A colleague of mine recently shared this article by Adweek’s Mark Wnek, titled “Bad-Writing Syndrome Goes Viral.” It perfectly captures one of the dilemmas facing online presentation: timeliness vs. quality. As a writer, working for companies that preach to “just get the content up now, we’ll fix it later,” makes me cringe. As Wnek points out, that devaluing of the creative aspect of viral marketing is increasing, to the point where creativity is seen more as a necessary evil than as a vital part of the process:
“In the new-fangled new-media digital social-networking consumer-generated do-it-yourself universe that everyone seems so desperate to be seen to be espousing, great writing seems to be quite some way down the line of essentials … But in our business, the fundamentally gifted creators and judges, the people who simply know what is precisely terrific, seem to be out of style. Very much in style are ROI and proprietary tools and dashboards and black boxes and new media—none of which matter if the writing is garbage.”

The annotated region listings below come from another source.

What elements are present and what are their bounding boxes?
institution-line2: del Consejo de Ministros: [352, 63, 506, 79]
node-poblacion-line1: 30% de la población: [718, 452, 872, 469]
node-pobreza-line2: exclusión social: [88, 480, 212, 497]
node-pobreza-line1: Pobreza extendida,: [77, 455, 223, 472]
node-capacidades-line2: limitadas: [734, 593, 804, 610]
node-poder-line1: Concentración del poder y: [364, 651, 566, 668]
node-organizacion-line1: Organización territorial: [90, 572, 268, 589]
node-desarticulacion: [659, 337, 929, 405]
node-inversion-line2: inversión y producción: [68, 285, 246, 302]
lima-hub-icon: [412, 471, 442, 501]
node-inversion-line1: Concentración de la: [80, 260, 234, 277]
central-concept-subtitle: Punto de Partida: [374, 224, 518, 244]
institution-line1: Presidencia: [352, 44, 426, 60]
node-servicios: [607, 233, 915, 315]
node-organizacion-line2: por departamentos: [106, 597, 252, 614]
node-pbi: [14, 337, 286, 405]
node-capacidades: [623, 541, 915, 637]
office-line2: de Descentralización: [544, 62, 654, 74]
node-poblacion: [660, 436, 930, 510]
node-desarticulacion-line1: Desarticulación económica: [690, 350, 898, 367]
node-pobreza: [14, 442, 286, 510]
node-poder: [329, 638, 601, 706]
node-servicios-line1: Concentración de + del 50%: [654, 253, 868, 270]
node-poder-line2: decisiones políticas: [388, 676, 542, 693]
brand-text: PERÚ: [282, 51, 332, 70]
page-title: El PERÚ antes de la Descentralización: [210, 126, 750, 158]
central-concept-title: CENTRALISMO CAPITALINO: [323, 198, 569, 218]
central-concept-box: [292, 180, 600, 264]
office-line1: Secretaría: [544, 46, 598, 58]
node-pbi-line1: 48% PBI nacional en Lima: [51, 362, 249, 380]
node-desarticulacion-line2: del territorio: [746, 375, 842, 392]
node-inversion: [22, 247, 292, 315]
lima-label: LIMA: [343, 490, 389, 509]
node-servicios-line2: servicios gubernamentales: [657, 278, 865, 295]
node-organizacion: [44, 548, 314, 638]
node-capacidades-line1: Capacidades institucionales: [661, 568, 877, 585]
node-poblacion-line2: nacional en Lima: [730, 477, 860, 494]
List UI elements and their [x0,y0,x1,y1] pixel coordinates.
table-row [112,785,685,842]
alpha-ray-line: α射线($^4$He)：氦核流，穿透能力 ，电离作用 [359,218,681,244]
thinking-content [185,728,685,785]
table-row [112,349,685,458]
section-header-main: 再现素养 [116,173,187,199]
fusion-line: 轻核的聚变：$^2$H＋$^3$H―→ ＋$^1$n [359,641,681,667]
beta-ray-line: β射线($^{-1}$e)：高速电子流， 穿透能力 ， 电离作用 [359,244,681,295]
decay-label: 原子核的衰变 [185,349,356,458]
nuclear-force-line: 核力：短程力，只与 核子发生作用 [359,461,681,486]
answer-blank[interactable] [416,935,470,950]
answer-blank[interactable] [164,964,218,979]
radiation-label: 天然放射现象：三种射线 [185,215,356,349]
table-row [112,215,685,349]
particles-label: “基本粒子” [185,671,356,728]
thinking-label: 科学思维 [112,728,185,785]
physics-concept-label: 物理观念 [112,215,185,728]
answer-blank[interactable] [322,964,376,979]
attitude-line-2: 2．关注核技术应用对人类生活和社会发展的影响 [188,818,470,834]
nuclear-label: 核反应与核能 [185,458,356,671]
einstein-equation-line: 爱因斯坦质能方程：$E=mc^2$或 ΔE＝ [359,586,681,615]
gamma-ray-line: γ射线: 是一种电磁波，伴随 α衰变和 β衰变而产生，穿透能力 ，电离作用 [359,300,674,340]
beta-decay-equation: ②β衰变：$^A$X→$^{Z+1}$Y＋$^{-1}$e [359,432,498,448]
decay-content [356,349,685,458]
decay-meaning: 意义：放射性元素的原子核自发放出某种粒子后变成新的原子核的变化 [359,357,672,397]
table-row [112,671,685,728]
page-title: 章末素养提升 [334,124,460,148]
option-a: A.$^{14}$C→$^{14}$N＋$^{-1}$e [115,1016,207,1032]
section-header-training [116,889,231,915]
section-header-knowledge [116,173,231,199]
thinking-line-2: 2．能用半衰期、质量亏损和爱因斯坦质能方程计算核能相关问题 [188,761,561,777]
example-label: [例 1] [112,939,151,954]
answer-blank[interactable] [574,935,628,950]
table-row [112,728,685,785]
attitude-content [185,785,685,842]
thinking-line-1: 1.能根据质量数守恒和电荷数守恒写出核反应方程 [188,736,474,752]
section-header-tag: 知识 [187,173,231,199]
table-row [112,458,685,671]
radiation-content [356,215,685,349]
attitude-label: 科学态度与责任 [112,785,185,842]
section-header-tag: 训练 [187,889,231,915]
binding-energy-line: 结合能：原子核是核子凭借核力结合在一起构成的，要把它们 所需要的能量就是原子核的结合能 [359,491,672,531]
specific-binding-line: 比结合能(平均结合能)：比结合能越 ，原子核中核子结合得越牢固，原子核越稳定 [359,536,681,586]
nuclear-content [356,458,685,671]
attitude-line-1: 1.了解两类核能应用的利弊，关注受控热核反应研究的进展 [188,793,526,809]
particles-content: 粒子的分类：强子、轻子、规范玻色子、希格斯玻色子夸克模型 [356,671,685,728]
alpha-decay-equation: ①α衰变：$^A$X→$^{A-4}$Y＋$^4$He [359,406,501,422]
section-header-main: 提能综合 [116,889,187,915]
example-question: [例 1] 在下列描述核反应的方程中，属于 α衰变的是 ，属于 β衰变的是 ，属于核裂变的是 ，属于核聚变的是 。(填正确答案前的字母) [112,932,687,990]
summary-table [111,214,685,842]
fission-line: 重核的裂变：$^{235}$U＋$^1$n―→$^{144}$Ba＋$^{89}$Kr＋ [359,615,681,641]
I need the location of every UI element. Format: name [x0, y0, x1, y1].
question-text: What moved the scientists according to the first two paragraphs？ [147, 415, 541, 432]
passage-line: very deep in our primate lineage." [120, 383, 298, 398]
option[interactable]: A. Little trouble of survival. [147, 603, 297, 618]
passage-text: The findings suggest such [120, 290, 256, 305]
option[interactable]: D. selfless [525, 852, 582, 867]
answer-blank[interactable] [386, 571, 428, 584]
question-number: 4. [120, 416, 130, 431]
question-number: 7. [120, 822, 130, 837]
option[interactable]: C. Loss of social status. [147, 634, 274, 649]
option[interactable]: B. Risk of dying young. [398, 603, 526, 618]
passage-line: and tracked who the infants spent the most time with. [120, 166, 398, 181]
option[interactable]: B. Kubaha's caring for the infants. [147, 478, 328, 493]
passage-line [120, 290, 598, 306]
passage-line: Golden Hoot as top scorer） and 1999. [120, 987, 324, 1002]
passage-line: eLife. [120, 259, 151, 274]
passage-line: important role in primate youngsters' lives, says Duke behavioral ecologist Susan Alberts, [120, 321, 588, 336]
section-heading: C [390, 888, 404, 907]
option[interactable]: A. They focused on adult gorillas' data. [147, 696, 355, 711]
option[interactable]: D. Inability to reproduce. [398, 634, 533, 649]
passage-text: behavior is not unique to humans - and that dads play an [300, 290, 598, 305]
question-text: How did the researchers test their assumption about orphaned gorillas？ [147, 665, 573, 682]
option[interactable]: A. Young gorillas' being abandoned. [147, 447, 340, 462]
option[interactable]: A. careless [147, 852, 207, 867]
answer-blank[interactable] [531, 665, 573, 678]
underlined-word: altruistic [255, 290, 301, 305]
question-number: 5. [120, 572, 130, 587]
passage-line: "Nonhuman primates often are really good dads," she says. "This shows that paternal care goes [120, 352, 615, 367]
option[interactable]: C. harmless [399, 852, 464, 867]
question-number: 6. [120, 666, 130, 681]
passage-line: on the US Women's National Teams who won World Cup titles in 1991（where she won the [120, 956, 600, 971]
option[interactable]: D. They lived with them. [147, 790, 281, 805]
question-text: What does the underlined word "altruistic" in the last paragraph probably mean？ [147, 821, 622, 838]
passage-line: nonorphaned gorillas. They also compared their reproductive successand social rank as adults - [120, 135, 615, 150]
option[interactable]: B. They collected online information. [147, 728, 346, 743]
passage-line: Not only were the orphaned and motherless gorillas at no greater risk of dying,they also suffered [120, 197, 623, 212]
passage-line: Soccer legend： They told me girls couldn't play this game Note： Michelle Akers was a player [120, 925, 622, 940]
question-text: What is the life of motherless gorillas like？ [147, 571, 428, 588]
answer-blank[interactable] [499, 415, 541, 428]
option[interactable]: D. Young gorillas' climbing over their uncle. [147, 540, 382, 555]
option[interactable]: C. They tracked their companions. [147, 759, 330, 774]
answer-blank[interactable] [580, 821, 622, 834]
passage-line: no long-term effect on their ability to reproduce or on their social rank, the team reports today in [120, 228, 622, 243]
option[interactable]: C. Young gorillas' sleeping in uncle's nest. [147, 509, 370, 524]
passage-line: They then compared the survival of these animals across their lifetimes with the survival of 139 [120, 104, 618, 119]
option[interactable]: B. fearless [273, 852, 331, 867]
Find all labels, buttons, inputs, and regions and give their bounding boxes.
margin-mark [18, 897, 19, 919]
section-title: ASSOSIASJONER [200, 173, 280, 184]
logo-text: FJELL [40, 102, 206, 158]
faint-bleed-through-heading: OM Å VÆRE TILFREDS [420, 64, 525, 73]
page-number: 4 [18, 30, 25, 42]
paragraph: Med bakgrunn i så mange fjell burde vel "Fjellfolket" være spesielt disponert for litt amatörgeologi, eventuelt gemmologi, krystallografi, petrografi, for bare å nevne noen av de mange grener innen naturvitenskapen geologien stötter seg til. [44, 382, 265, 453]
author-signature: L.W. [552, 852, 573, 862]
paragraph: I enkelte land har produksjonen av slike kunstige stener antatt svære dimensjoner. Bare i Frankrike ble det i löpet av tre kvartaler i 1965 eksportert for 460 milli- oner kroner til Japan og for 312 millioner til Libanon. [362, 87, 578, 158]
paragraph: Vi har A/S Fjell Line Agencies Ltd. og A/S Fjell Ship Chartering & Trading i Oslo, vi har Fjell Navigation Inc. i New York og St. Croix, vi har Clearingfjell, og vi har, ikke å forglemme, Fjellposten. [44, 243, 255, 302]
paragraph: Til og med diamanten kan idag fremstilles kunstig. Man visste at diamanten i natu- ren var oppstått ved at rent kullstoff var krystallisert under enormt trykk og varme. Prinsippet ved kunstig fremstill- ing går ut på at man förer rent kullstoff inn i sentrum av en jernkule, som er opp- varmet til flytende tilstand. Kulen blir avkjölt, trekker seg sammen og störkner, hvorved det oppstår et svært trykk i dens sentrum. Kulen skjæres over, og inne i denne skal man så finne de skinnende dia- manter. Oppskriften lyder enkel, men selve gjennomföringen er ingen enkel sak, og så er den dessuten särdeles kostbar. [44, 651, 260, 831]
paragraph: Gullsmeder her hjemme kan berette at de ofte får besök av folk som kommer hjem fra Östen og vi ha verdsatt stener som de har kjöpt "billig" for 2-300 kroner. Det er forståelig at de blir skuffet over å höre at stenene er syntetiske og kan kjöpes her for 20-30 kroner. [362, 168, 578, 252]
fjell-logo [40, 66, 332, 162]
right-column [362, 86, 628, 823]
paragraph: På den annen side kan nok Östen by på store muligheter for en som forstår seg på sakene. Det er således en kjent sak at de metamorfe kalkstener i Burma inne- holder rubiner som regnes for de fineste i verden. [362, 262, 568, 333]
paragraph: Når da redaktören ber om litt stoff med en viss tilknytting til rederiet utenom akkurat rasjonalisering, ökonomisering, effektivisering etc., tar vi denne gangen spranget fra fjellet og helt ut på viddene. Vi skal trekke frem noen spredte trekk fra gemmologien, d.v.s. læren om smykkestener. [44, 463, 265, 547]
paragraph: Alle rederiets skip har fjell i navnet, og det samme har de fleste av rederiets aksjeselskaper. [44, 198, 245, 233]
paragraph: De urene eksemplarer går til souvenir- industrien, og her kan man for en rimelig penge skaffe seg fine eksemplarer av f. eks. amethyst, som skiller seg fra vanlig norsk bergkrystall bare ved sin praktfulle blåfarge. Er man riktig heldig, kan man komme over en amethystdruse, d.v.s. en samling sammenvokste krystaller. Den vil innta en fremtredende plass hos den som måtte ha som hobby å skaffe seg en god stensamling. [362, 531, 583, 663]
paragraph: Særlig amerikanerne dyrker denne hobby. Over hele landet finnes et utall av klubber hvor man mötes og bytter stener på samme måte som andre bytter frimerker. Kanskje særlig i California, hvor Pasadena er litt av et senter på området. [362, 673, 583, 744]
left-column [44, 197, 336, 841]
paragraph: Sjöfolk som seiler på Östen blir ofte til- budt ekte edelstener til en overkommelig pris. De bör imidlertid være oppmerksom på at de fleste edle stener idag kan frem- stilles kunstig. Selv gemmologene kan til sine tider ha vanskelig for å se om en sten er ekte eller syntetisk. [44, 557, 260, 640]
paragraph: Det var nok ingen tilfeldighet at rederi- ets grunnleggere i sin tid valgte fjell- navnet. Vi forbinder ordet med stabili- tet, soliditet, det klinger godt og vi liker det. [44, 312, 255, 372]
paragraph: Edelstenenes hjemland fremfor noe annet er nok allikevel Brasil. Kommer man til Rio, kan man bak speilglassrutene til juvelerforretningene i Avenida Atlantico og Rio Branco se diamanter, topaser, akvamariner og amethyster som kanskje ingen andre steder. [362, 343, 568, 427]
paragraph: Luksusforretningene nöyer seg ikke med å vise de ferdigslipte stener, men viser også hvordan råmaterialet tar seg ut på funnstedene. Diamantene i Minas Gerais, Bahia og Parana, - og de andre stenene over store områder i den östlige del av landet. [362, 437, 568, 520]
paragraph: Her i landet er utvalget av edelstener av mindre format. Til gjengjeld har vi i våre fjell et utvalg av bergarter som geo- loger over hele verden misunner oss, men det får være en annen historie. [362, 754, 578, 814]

Wnek uses the example of the “Fat Kids Are Harder To Kidnap” line to show that even the proliferation of trendy T-shirts results in only a couple of gems amidst a ton of charcoal.
So what’s the answer? If you’re a writer, you’re used to being underpaid and unheard anyway, so keep your head down, churn out that copy and ask no questions. If you’re a developer, try to remember that sometimes just a handful of finely place words can make more of an impact than even the zippiest of new Flash animations.